The Or Foundation
- Founded: 2011
- Founders: Liz Ricketts Branson Skinner
- Type: 501(c)(3) charitable organization
- Location(s): Accra Ghana, U.S.;
- Website: https://theor.org/

= The Or Foundation =

Non-profit organization in US and Ghana

The Or Foundation is a non-profit organization operating in the United States and Ghana that works at the intersection of environmental justice, education, and fashion development.

==History==
The Or Foundation was co-founded in 2011 by Liz Ricketts and Branson Skinner with its primary mission to identify alternatives to the dominant linear model of the fashion industry. In 2016 the non-profit shifted gears from educational programming to focus on supporting Kantamanto Market, which sees an estimated 15 million secondhand garments every week from countries like the USA and UK with 40% of these garments leaving the market as waste.

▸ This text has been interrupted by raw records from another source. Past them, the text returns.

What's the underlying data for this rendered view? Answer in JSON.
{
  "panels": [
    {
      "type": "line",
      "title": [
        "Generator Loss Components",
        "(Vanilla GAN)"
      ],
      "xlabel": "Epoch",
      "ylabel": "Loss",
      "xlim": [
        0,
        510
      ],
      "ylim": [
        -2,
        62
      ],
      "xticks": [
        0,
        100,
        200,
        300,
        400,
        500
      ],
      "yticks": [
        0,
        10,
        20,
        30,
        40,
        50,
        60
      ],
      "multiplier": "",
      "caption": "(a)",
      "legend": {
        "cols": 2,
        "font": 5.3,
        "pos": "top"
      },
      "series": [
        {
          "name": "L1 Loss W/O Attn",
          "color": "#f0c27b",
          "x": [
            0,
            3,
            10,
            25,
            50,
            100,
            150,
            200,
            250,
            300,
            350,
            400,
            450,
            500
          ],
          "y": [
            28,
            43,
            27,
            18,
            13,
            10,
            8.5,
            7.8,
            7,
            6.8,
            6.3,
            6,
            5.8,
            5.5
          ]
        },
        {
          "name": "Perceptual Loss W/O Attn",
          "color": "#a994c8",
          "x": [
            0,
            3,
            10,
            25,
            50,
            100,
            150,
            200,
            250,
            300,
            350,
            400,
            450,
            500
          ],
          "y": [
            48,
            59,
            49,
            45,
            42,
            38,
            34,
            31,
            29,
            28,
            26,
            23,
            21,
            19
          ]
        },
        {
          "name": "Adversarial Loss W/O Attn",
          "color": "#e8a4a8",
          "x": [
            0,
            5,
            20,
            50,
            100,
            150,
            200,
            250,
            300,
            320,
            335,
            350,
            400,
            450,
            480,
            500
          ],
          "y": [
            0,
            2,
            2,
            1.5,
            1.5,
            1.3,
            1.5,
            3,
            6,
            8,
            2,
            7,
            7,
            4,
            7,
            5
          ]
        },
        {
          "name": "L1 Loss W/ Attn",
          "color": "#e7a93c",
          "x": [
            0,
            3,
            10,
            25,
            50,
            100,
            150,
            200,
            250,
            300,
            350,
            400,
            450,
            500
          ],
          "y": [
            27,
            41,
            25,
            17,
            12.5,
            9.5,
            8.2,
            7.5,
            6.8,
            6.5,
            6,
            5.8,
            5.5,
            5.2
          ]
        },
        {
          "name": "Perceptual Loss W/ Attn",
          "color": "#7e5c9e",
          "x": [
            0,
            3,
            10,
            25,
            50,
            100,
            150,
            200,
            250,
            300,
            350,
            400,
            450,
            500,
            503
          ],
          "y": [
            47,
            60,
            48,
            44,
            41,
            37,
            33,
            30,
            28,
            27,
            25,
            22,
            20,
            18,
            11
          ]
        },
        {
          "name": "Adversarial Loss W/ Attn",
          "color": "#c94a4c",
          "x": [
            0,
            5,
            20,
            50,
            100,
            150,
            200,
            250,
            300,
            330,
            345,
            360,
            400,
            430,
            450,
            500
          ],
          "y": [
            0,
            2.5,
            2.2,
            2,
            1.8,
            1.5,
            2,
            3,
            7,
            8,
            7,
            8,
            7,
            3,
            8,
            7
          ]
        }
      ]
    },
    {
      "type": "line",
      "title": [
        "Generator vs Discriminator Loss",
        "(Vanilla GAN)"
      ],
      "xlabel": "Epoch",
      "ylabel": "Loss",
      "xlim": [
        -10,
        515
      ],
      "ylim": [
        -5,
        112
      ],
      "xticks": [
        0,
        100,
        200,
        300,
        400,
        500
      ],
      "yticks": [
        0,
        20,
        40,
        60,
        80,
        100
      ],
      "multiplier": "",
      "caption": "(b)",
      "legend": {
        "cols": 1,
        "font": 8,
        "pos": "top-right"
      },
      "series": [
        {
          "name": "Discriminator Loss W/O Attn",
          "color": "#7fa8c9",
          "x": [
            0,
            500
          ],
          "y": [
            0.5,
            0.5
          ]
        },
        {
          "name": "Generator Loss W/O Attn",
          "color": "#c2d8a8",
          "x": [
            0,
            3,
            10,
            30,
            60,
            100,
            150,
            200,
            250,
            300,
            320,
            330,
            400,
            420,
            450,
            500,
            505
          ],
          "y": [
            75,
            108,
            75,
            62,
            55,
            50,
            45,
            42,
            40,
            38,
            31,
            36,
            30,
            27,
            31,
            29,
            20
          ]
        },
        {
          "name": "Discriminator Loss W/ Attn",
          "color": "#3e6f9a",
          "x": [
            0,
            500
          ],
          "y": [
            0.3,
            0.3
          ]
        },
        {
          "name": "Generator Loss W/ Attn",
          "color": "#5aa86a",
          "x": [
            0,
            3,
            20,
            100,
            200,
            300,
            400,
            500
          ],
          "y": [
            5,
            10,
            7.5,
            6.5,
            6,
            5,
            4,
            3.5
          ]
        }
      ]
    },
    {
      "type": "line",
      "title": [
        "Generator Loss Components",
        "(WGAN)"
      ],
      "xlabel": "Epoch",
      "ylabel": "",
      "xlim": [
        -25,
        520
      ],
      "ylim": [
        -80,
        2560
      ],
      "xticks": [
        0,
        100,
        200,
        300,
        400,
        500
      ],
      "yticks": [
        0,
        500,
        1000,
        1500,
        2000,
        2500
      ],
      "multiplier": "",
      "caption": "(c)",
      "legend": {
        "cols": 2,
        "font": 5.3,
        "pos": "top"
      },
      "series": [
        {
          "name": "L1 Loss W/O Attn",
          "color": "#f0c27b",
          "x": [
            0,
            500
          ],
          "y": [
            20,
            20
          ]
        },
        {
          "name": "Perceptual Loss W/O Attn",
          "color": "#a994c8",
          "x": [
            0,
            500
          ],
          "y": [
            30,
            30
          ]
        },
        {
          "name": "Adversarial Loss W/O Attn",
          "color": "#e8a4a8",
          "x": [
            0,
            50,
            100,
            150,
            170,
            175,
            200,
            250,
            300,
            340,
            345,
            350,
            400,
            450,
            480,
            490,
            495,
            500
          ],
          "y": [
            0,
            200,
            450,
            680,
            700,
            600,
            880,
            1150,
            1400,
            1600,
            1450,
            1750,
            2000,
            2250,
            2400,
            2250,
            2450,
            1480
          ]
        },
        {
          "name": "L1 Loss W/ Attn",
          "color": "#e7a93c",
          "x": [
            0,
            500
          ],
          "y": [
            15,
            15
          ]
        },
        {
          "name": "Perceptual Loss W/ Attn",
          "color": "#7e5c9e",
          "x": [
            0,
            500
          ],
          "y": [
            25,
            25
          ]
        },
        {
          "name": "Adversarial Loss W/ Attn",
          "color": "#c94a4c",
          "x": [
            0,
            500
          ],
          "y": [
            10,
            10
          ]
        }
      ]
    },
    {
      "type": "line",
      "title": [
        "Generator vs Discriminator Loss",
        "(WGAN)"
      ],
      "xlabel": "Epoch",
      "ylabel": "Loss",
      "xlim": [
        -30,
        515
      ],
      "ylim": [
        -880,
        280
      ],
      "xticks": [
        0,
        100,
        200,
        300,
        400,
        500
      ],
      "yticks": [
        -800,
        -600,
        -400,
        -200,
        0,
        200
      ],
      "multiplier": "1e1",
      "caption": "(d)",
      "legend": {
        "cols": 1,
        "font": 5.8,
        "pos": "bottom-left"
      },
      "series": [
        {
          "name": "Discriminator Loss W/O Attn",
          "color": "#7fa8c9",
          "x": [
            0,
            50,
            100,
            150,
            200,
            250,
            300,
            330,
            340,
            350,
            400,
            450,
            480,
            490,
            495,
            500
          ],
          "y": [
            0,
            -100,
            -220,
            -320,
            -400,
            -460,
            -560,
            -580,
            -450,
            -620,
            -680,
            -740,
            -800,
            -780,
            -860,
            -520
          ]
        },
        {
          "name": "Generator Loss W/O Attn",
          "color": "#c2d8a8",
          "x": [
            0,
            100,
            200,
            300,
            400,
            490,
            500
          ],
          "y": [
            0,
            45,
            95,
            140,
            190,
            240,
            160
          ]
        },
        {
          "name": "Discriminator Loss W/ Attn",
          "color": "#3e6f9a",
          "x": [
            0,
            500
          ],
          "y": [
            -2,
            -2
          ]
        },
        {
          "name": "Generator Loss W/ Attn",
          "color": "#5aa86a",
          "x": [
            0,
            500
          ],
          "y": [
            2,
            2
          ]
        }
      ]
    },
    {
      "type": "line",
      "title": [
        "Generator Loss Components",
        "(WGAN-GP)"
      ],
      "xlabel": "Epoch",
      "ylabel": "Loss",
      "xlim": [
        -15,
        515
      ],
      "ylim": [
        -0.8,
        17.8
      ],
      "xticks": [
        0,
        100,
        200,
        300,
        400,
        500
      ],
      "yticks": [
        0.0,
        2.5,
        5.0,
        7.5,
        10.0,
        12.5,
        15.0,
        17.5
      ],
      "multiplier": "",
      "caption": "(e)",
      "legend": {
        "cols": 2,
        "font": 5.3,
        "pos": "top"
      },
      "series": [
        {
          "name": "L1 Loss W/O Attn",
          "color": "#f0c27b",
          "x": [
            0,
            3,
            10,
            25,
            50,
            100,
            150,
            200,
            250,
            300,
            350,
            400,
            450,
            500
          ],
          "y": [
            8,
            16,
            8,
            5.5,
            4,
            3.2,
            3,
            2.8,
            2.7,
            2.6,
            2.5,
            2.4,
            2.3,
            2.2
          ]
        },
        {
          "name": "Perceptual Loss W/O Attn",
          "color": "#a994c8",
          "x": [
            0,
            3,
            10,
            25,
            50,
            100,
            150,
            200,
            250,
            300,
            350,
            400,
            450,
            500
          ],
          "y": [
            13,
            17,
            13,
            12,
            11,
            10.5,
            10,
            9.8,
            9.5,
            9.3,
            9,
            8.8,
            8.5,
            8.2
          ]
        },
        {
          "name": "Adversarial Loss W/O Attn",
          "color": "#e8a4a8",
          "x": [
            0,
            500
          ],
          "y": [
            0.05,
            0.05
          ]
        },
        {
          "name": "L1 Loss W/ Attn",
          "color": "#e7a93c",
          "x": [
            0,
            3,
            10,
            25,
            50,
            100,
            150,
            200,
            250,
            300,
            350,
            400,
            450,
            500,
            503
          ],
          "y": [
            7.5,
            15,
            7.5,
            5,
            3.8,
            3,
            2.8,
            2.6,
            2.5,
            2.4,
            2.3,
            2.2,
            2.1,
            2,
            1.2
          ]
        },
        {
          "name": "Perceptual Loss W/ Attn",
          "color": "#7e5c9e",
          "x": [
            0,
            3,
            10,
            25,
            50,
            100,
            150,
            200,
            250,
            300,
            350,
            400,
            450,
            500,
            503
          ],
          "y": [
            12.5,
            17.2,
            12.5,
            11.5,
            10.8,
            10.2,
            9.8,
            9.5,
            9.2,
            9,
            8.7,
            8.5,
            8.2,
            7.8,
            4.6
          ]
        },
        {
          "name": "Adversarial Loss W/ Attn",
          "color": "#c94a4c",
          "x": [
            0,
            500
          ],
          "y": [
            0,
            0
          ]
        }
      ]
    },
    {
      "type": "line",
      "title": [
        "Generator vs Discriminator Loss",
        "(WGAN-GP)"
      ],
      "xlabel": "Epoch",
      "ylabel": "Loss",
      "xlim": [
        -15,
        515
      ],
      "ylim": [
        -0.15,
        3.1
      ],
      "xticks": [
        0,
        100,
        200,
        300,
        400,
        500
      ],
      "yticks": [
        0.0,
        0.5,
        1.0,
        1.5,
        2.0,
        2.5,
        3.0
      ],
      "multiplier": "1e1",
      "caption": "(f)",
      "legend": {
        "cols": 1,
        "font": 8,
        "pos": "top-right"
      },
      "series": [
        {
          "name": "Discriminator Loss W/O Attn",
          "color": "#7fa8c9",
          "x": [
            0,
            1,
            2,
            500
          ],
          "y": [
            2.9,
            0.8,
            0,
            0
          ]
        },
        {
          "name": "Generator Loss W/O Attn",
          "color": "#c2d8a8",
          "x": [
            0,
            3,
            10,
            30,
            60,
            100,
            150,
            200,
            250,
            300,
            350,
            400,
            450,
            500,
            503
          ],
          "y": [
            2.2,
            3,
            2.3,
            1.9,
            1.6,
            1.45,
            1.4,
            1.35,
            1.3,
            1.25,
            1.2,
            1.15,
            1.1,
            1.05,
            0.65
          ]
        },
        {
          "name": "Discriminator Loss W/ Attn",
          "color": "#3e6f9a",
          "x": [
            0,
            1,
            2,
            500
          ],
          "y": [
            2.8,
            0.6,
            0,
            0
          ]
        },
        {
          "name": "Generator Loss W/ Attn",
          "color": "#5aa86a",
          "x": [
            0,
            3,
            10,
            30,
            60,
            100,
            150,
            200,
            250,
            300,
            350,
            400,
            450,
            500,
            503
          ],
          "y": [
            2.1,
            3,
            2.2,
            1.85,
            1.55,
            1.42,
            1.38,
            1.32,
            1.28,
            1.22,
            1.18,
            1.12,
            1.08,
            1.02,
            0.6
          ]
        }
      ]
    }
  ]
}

In 2024, the foundation launched a collection of upcycled clothing by independent Ghana artists on Vestiaire Collective. In January 2025, after the fire of the Kantamanto Market in Accra, the foundation committed $1 million in support of emergency fire relief efforts, and committed to finance the electrification and installation of a security system throughout the new market. The Ghana Used Clothing Dealers’ Association (GUCDA), which represents importers of secondhand clothing, accused The Or Foundation of publishing false data aiming to tarnish the image of the used clothing sector in Ghana. However, the market traders responded in support of the non-profit.

==Activities==
The foundation is known for its on-the-ground research and direct-action programs centered on the Kantamanto Market in Accra, Ghana, the world's largest market for secondhand clothing.

The foundation contributes to the Speak Volumes campaign which demands major clothing manufacturers to publicly disclose the real volume of their annual production.